Friday, February 16, 2007

LA LLUVIA

El rumor del agua golpeando el cristal de la ventana le conmueve, quizás esta sea la última vez que lo escuche. Algunas gotitas caen sobre el alféizar y, por un instante, Cecilia recuerda sus correrías bajo la lluvia, calándose hasta los huesos y corriendo como una loca por las aceras de la ciudad: la naturaleza golpeándola con su furia cariñosa, y ella disfrutando de cada gota lanzada contra su piel.
Se estremece y su mirada se desvía de la ventana entreabierta para observar detenidamente a su agresor.

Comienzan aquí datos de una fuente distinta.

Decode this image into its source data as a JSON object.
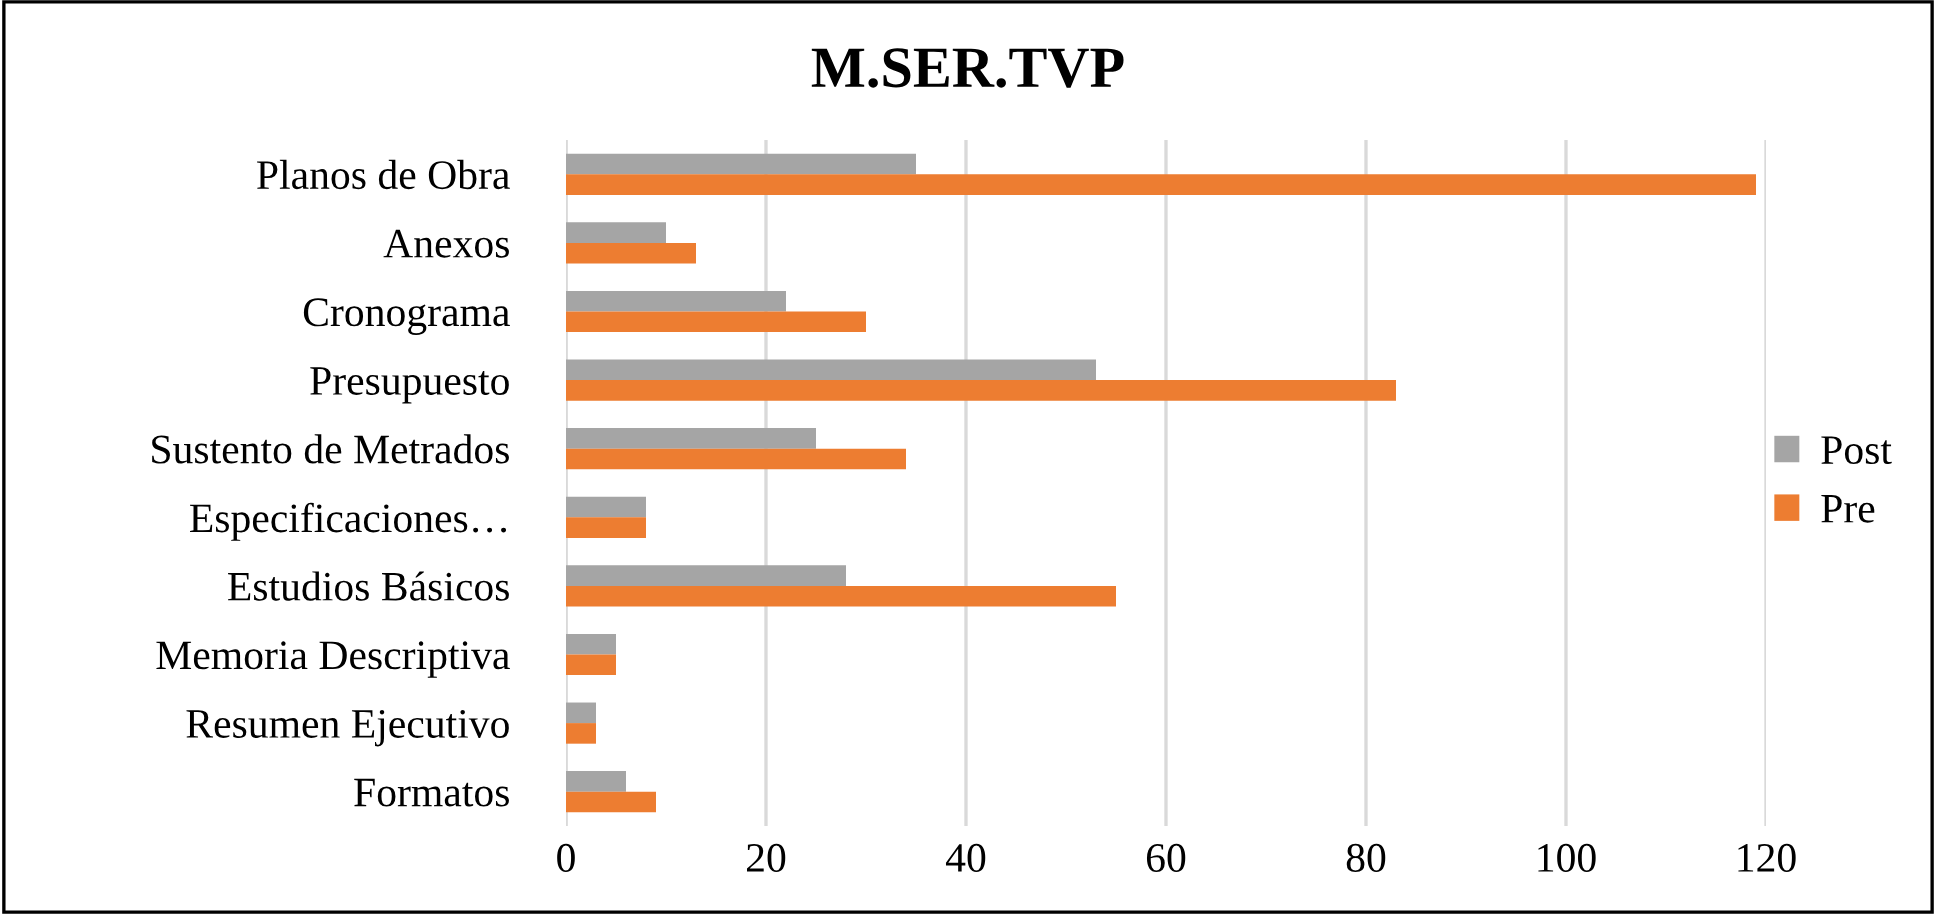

Es un hombre joven, ella le calcula unos treinta y cinco años, un poco más alto que ella, de cabello negro muy corto, cuidadosamente afeitado, y con unos ojos cafés de mirada perdida en los que, si se mira bien, y Cecilia está haciéndolo, puede observarse una amargura enfermiza. El miedo ha llegado repentino, se infiltra en las venas de Cecilia y recorre con la sangre su cuerpo entero.
—¿Qué quieres de mí? —el cuchillo presionando en la garganta no le impide hablar, pero su voz tiembla—. ¿Quién eres?
Tras una larga mirada, escrutadora e incómoda, el hombre contesta:
—Yo soy Néstor Molina, uno de los que acusaste.
—Que yo... —susurra incrédula— ¿de qué? Yo no he acusado a nadie.
—¿Ya no te acuerdas? —sonríe irónico.
—Por favor, no sé de qué me hablas. ¿Cuándo te he acusado y de qué?
—En la televisión, te vi. Y te veías mucho mejor, más segura, más... aquí solo pareces una flaca putita de mierda. —Y con una risa histérica, agrega—: ¡Cagada de miedo!
—Yo no he acusado a nadie —balbucea cansada—, solo he dicho lo que pensaba.
—Lo que pensabas... —grita al oído de la mujer cada sílaba con lentitud—, ¿Y a quién coño le importa lo que tú pienses?
Cecilia intenta soltarse, pero él hunde un poco el cuchillo en la piel de su cuello y ella desiste. El hombre la sujeta firmemente contra la pared, sostiene el cuchillo con la mano derecha, mientras con la izquierda sujeta su cabello y lo estira hacia un lado. Clava una rodilla en su vientre ejerciendo una presión aguda.
—Si yo quiero cargarme un negro, me lo cargo... —y estirando un poco más sus mechones—. ¿Me entiendes?
Cecilia se imagina a sí misma como un triste conejo patético en las manos de su captor, moviendo sus patas de forma ridícula, tratando de soltarse sin ningún resultado.
—Pero, yo solo dije que era injusto —y sorbiendo los mocos chilla— ¡y lo es! Ustedes no entienden de respeto ni de derechos humanos, ellos no hacían... —Néstor corta el discurso de un manotazo.
—Tú... asquerosa. Dijiste que éramos todos unos fascistas manipuladores, que tendríamos que estar en la cárcel... solo porque logramos echar a esos malditos negros —murmura a la vez que baja con lentitud el filo del cuchillo por el perfil de su garganta, dejando un rastro encarnado—. Lo dijiste ayer, te vi en las noticias de la noche, por el canal tres.
—Bueno, ya —suplica Cecilia llorosa y cansada—, déjame, ¿no? ¿Dime qué quieres?
—Quiero que no hables, mija –sus ojos parecen salirse de las órbitas cuando le grita–. Tú y tus pendejadas contra el racismo: ¡ahora te jodes!
La cara de espanto de Cecilia la delata, siente un súbito calor en el cuello. Intenta hablar pero un chorro de sangre sale de su garganta en lugar de su voz. Cae al suelo y escucha los pasos de Néstor alejándose. Tras el golpe seco de la puerta, la ventana se abre y comienzan a caer gotas de lluvia sobre su cara.

Belisa Núria Bartra, Llueve sobre Cecilia.